Khalil was eventually able to locate his son’s decomposing body and identify him by his shirt and shoes.

“What did my son do to be killed and buried in such an immoral and inhumane way? What was his crime?” Khalil, who had fled from Gaza City to Khan Younis in November 2023, asked.

“He wasn’t armed; he sought shelter in the medical complex. But there is no safe place in Gaza. The occupation targets everything.”

Dr. Ahmed Abu Mustafa, who works at Nasser hospital, called for an international investigation into Israeli military conduct in the hospital.

“The discovery of mass graves shows the need for an independent international committee to investigate the circumstances surrounding the killing of unarmed civilians,” he told The Electronic Intifada.

Al-Shifa grave

A mass grave was also discovered at al-Shifa Hospital in April after an Israeli withdrawal.

Hamza Nabhan had lost all contact with and knowledge of his 26-year-old son Ali during an Israeli raid on al-Shifa hospital in March.

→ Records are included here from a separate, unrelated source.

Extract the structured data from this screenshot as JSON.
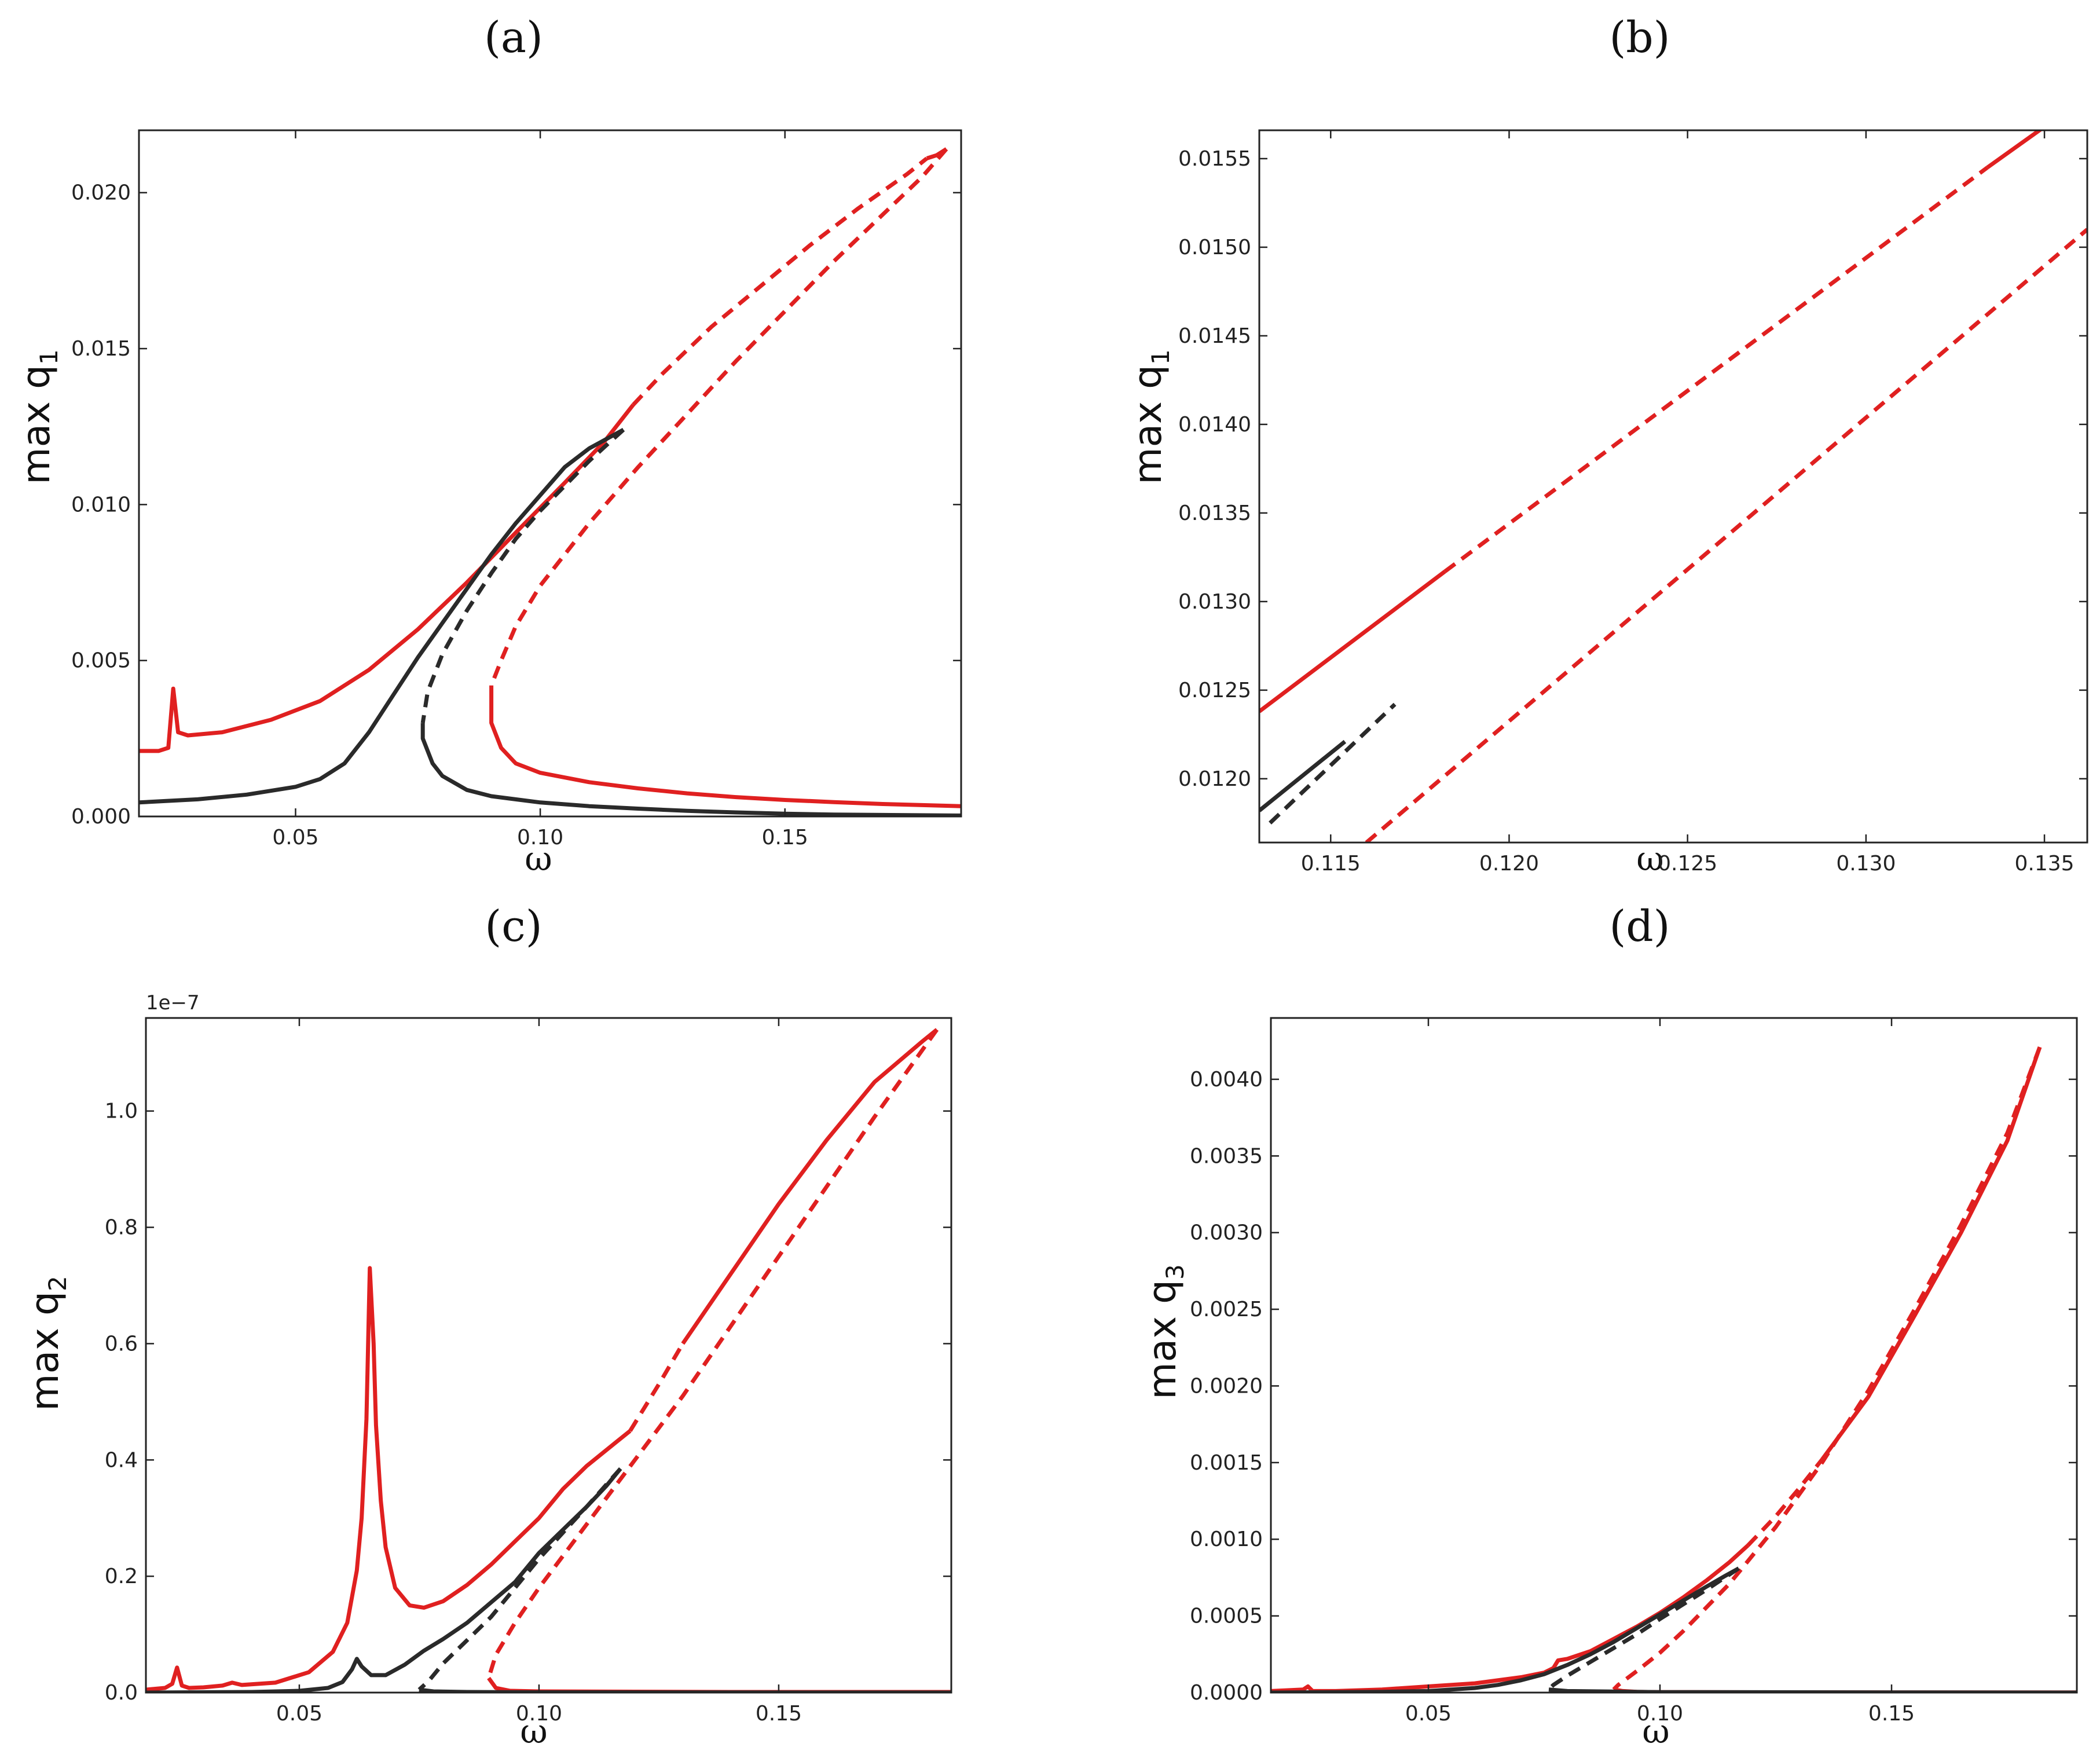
{
  "colors": {
    "red": "#e02020",
    "black": "#2a2a2a"
  },
  "chart_data": [
    {
      "type": "line",
      "panel_label": "(a)",
      "xlabel": "ω",
      "ylabel": "max q",
      "ylabel_sub": "1",
      "xlim": [
        0.018,
        0.186
      ],
      "ylim": [
        0.0,
        0.022
      ],
      "xticks": [
        0.05,
        0.1,
        0.15
      ],
      "xtick_labels": [
        "0.05",
        "0.10",
        "0.15"
      ],
      "yticks": [
        0.0,
        0.005,
        0.01,
        0.015,
        0.02
      ],
      "ytick_labels": [
        "0.000",
        "0.005",
        "0.010",
        "0.015",
        "0.020"
      ],
      "offset_text": "",
      "series": [
        {
          "color": "red",
          "style": "solid",
          "x": [
            0.018,
            0.022,
            0.024,
            0.025,
            0.026,
            0.028,
            0.035,
            0.045,
            0.055,
            0.065,
            0.075,
            0.085,
            0.095,
            0.105,
            0.113,
            0.119
          ],
          "y": [
            0.0021,
            0.0021,
            0.0022,
            0.0041,
            0.0027,
            0.0026,
            0.0027,
            0.0031,
            0.0037,
            0.0047,
            0.006,
            0.0075,
            0.0091,
            0.0107,
            0.012,
            0.0132
          ]
        },
        {
          "color": "red",
          "style": "dashed",
          "x": [
            0.119,
            0.125,
            0.135,
            0.145,
            0.155,
            0.165,
            0.175,
            0.179
          ],
          "y": [
            0.0132,
            0.0142,
            0.0157,
            0.017,
            0.0183,
            0.0195,
            0.0206,
            0.0211
          ]
        },
        {
          "color": "red",
          "style": "solid",
          "x": [
            0.179,
            0.181,
            0.182,
            0.183
          ],
          "y": [
            0.0211,
            0.0212,
            0.0213,
            0.0214
          ]
        },
        {
          "color": "red",
          "style": "dashed",
          "x": [
            0.183,
            0.178,
            0.17,
            0.16,
            0.15,
            0.14,
            0.13,
            0.12,
            0.11,
            0.1,
            0.095,
            0.092,
            0.09
          ],
          "y": [
            0.0214,
            0.0205,
            0.0193,
            0.0178,
            0.0162,
            0.0146,
            0.0129,
            0.0112,
            0.0094,
            0.0074,
            0.0061,
            0.005,
            0.0042
          ]
        },
        {
          "color": "red",
          "style": "solid",
          "x": [
            0.09,
            0.09,
            0.092,
            0.095,
            0.1,
            0.11,
            0.12,
            0.13,
            0.14,
            0.15,
            0.16,
            0.17,
            0.186
          ],
          "y": [
            0.0042,
            0.003,
            0.0022,
            0.0017,
            0.0014,
            0.0011,
            0.0009,
            0.00074,
            0.00062,
            0.00053,
            0.00046,
            0.0004,
            0.00033
          ]
        },
        {
          "color": "black",
          "style": "solid",
          "x": [
            0.018,
            0.03,
            0.04,
            0.05,
            0.055,
            0.06,
            0.065,
            0.07,
            0.075,
            0.08,
            0.085,
            0.09,
            0.095,
            0.1,
            0.105,
            0.11,
            0.117
          ],
          "y": [
            0.00045,
            0.00055,
            0.0007,
            0.00095,
            0.0012,
            0.0017,
            0.0027,
            0.0039,
            0.0051,
            0.0062,
            0.0073,
            0.0084,
            0.0094,
            0.0103,
            0.0112,
            0.0118,
            0.0124
          ]
        },
        {
          "color": "black",
          "style": "dashed",
          "x": [
            0.117,
            0.11,
            0.1,
            0.095,
            0.09,
            0.085,
            0.08,
            0.077,
            0.076
          ],
          "y": [
            0.0124,
            0.0114,
            0.0098,
            0.0089,
            0.0078,
            0.0066,
            0.0052,
            0.004,
            0.003
          ]
        },
        {
          "color": "black",
          "style": "solid",
          "x": [
            0.076,
            0.076,
            0.078,
            0.08,
            0.085,
            0.09,
            0.1,
            0.11,
            0.12,
            0.13,
            0.14,
            0.15,
            0.16,
            0.186
          ],
          "y": [
            0.003,
            0.0025,
            0.0017,
            0.0013,
            0.00085,
            0.00065,
            0.00045,
            0.00033,
            0.00025,
            0.00018,
            0.00013,
            9e-05,
            6e-05,
            3e-05
          ]
        }
      ]
    },
    {
      "type": "line",
      "panel_label": "(b)",
      "xlabel": "ω",
      "ylabel": "max q",
      "ylabel_sub": "1",
      "xlim": [
        0.113,
        0.1362
      ],
      "ylim": [
        0.01164,
        0.01566
      ],
      "xticks": [
        0.115,
        0.12,
        0.125,
        0.13,
        0.135
      ],
      "xtick_labels": [
        "0.115",
        "0.120",
        "0.125",
        "0.130",
        "0.135"
      ],
      "yticks": [
        0.012,
        0.0125,
        0.013,
        0.0135,
        0.014,
        0.0145,
        0.015,
        0.0155
      ],
      "ytick_labels": [
        "0.0120",
        "0.0125",
        "0.0130",
        "0.0135",
        "0.0140",
        "0.0145",
        "0.0150",
        "0.0155"
      ],
      "offset_text": "",
      "series": [
        {
          "color": "red",
          "style": "solid",
          "x": [
            0.113,
            0.1182
          ],
          "y": [
            0.01238,
            0.01317
          ]
        },
        {
          "color": "red",
          "style": "dashed",
          "x": [
            0.1182,
            0.1334
          ],
          "y": [
            0.01317,
            0.01545
          ]
        },
        {
          "color": "red",
          "style": "solid",
          "x": [
            0.1334,
            0.135
          ],
          "y": [
            0.01545,
            0.01568
          ]
        },
        {
          "color": "red",
          "style": "dashed",
          "x": [
            0.116,
            0.1362
          ],
          "y": [
            0.01164,
            0.0151
          ]
        },
        {
          "color": "black",
          "style": "solid",
          "x": [
            0.113,
            0.1154
          ],
          "y": [
            0.01182,
            0.01221
          ]
        },
        {
          "color": "black",
          "style": "dashed",
          "x": [
            0.1133,
            0.1168
          ],
          "y": [
            0.01175,
            0.01242
          ]
        }
      ]
    },
    {
      "type": "line",
      "panel_label": "(c)",
      "xlabel": "ω",
      "ylabel": "max q",
      "ylabel_sub": "2",
      "xlim": [
        0.018,
        0.186
      ],
      "ylim": [
        0.0,
        1.16
      ],
      "xticks": [
        0.05,
        0.1,
        0.15
      ],
      "xtick_labels": [
        "0.05",
        "0.10",
        "0.15"
      ],
      "yticks": [
        0.0,
        0.2,
        0.4,
        0.6,
        0.8,
        1.0
      ],
      "ytick_labels": [
        "0.0",
        "0.2",
        "0.4",
        "0.6",
        "0.8",
        "1.0"
      ],
      "offset_text": "1e−7",
      "series": [
        {
          "color": "red",
          "style": "solid",
          "x": [
            0.018,
            0.022,
            0.0235,
            0.0245,
            0.0255,
            0.027,
            0.03,
            0.034,
            0.036,
            0.038,
            0.045,
            0.052,
            0.057,
            0.06,
            0.062,
            0.063,
            0.064,
            0.0647,
            0.0655,
            0.066,
            0.067,
            0.068,
            0.07,
            0.073,
            0.076,
            0.08,
            0.085,
            0.09,
            0.095,
            0.1,
            0.105,
            0.11,
            0.116,
            0.119
          ],
          "y": [
            0.005,
            0.008,
            0.015,
            0.043,
            0.012,
            0.008,
            0.009,
            0.012,
            0.017,
            0.013,
            0.017,
            0.035,
            0.07,
            0.12,
            0.21,
            0.3,
            0.47,
            0.73,
            0.6,
            0.46,
            0.33,
            0.25,
            0.18,
            0.15,
            0.146,
            0.157,
            0.185,
            0.22,
            0.26,
            0.3,
            0.35,
            0.39,
            0.43,
            0.45
          ]
        },
        {
          "color": "red",
          "style": "dashed",
          "x": [
            0.119,
            0.125,
            0.13
          ],
          "y": [
            0.45,
            0.53,
            0.6
          ]
        },
        {
          "color": "red",
          "style": "solid",
          "x": [
            0.13,
            0.14,
            0.15,
            0.16,
            0.17,
            0.18,
            0.183
          ],
          "y": [
            0.6,
            0.72,
            0.84,
            0.95,
            1.05,
            1.12,
            1.14
          ]
        },
        {
          "color": "red",
          "style": "dashed",
          "x": [
            0.183,
            0.17,
            0.16,
            0.15,
            0.14,
            0.13,
            0.12,
            0.11,
            0.1,
            0.095,
            0.091,
            0.0895
          ],
          "y": [
            1.14,
            0.99,
            0.87,
            0.75,
            0.63,
            0.51,
            0.4,
            0.29,
            0.18,
            0.12,
            0.065,
            0.025
          ]
        },
        {
          "color": "red",
          "style": "solid",
          "x": [
            0.0895,
            0.091,
            0.094,
            0.1,
            0.12,
            0.14,
            0.16,
            0.186
          ],
          "y": [
            0.025,
            0.008,
            0.003,
            0.002,
            0.0015,
            0.001,
            0.001,
            0.001
          ]
        },
        {
          "color": "black",
          "style": "solid",
          "x": [
            0.018,
            0.04,
            0.05,
            0.056,
            0.059,
            0.061,
            0.062,
            0.063,
            0.065,
            0.068,
            0.072,
            0.076,
            0.08,
            0.085,
            0.09,
            0.095,
            0.1,
            0.105,
            0.11,
            0.114,
            0.117
          ],
          "y": [
            0.0,
            0.001,
            0.003,
            0.008,
            0.018,
            0.04,
            0.058,
            0.045,
            0.03,
            0.03,
            0.048,
            0.072,
            0.092,
            0.12,
            0.155,
            0.19,
            0.24,
            0.28,
            0.32,
            0.355,
            0.385
          ]
        },
        {
          "color": "black",
          "style": "dashed",
          "x": [
            0.117,
            0.11,
            0.1,
            0.095,
            0.09,
            0.085,
            0.08,
            0.077,
            0.075
          ],
          "y": [
            0.385,
            0.32,
            0.23,
            0.18,
            0.13,
            0.09,
            0.05,
            0.02,
            0.005
          ]
        },
        {
          "color": "black",
          "style": "solid",
          "x": [
            0.075,
            0.078,
            0.085,
            0.1,
            0.186
          ],
          "y": [
            0.005,
            0.002,
            0.001,
            0.0005,
            0.0
          ]
        }
      ]
    },
    {
      "type": "line",
      "panel_label": "(d)",
      "xlabel": "ω",
      "ylabel": "max q",
      "ylabel_sub": "3",
      "xlim": [
        0.016,
        0.19
      ],
      "ylim": [
        0.0,
        0.0044
      ],
      "xticks": [
        0.05,
        0.1,
        0.15
      ],
      "xtick_labels": [
        "0.05",
        "0.10",
        "0.15"
      ],
      "yticks": [
        0.0,
        0.0005,
        0.001,
        0.0015,
        0.002,
        0.0025,
        0.003,
        0.0035,
        0.004
      ],
      "ytick_labels": [
        "0.0000",
        "0.0005",
        "0.0010",
        "0.0015",
        "0.0020",
        "0.0025",
        "0.0030",
        "0.0035",
        "0.0040"
      ],
      "offset_text": "",
      "series": [
        {
          "color": "red",
          "style": "solid",
          "x": [
            0.016,
            0.023,
            0.024,
            0.025,
            0.03,
            0.04,
            0.05,
            0.06,
            0.07,
            0.075,
            0.077,
            0.078,
            0.08,
            0.085,
            0.09,
            0.095,
            0.1,
            0.105,
            0.11,
            0.115,
            0.119
          ],
          "y": [
            1e-05,
            2e-05,
            4e-05,
            1e-05,
            1e-05,
            2e-05,
            4e-05,
            6e-05,
            0.0001,
            0.00013,
            0.00016,
            0.00021,
            0.00022,
            0.00027,
            0.00035,
            0.00043,
            0.00052,
            0.00062,
            0.00073,
            0.00085,
            0.00096
          ]
        },
        {
          "color": "red",
          "style": "dashed",
          "x": [
            0.119,
            0.125,
            0.13,
            0.135
          ],
          "y": [
            0.00096,
            0.00115,
            0.00133,
            0.00152
          ]
        },
        {
          "color": "red",
          "style": "solid",
          "x": [
            0.135,
            0.145,
            0.155,
            0.165,
            0.175,
            0.182
          ],
          "y": [
            0.00152,
            0.00193,
            0.00246,
            0.003,
            0.0036,
            0.00421
          ]
        },
        {
          "color": "red",
          "style": "dashed",
          "x": [
            0.182,
            0.175,
            0.165,
            0.155,
            0.145,
            0.135,
            0.125,
            0.115,
            0.105,
            0.1,
            0.095,
            0.091,
            0.09
          ],
          "y": [
            0.00421,
            0.00365,
            0.00305,
            0.0025,
            0.00197,
            0.0015,
            0.00108,
            0.00071,
            0.0004,
            0.00026,
            0.00014,
            5e-05,
            2e-05
          ]
        },
        {
          "color": "red",
          "style": "solid",
          "x": [
            0.09,
            0.092,
            0.095,
            0.1,
            0.12,
            0.15,
            0.19
          ],
          "y": [
            2e-05,
            1e-05,
            5e-06,
            3e-06,
            2e-06,
            1e-06,
            1e-06
          ]
        },
        {
          "color": "black",
          "style": "solid",
          "x": [
            0.016,
            0.04,
            0.05,
            0.06,
            0.065,
            0.07,
            0.075,
            0.08,
            0.085,
            0.09,
            0.095,
            0.1,
            0.105,
            0.11,
            0.114,
            0.117
          ],
          "y": [
            0.0,
            5e-06,
            1e-05,
            3e-05,
            5e-05,
            8e-05,
            0.00012,
            0.00018,
            0.00025,
            0.00033,
            0.00042,
            0.00051,
            0.0006,
            0.00069,
            0.00076,
            0.00081
          ]
        },
        {
          "color": "black",
          "style": "dashed",
          "x": [
            0.117,
            0.11,
            0.1,
            0.095,
            0.09,
            0.085,
            0.08,
            0.077,
            0.076
          ],
          "y": [
            0.00081,
            0.00067,
            0.00048,
            0.00038,
            0.00029,
            0.0002,
            0.00011,
            5e-05,
            2e-05
          ]
        },
        {
          "color": "black",
          "style": "solid",
          "x": [
            0.076,
            0.08,
            0.1,
            0.15,
            0.19
          ],
          "y": [
            2e-05,
            1e-05,
            3e-06,
            1e-06,
            0.0
          ]
        }
      ]
    }
  ]
}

“My son and I were arrested from my house adjacent to the hospital after the Israeli army stormed it. We were tied up, blindfolded with a piece of cloth, and placed inside an Israeli armored vehicle that took us to al-Shifa,” he said.

He was interrogated for two hours, he told The Electronic Intifada, and when he was released, he was separated from his son.

Hamza posted photos of his son in shops, near hospitals and on taxi windows in the hope someone might have any news.

When in April he heard news of a mass grave, he went to al-Shifa to search for his son. Eventually, he was able to recognize his son’s “almost decomposed” body by the shoes and wristwatch he was wearing.

“Despite the pain and sadness of losing him, I felt relief that I had finally found him,” Hamza said. “I buried him in the neighborhood cemetery after performing the funeral prayer.”

Al-Shifa hospital has been a regular target of Israel’s genocidal violence. Back in November 2023, Israel claimed, without evidence but with its own computer generated graphics, that Hamas had dug an underground command center under the hospital.

Despite several raids on the hospital, no evidence of any such underground complex was ever presented.

Israel’s repeated attacks on the hospital have caused dozens of deaths and hundreds of injuries, while the Israeli military has detained medical staff, patients and displaced people seeking safety in what is supposed to be a protected building under international law.

Mohammed al-Mughair, of Gaza’s Civil Defense, said bodies found in the mass graves at Nasser and al-Shifa hospitals showed signs of torture. Some were found with their hands and feet bound, and even with medical IVs still attached, he said.

Others, he said, showed signs of mutilation.

“Some of the bodies had gunshot wounds to the head, suggesting they were executed in the field. Some were found wearing surgical attire, indicating they may have been buried alive.”

Taghreed Ali is a journalist based in Gaza.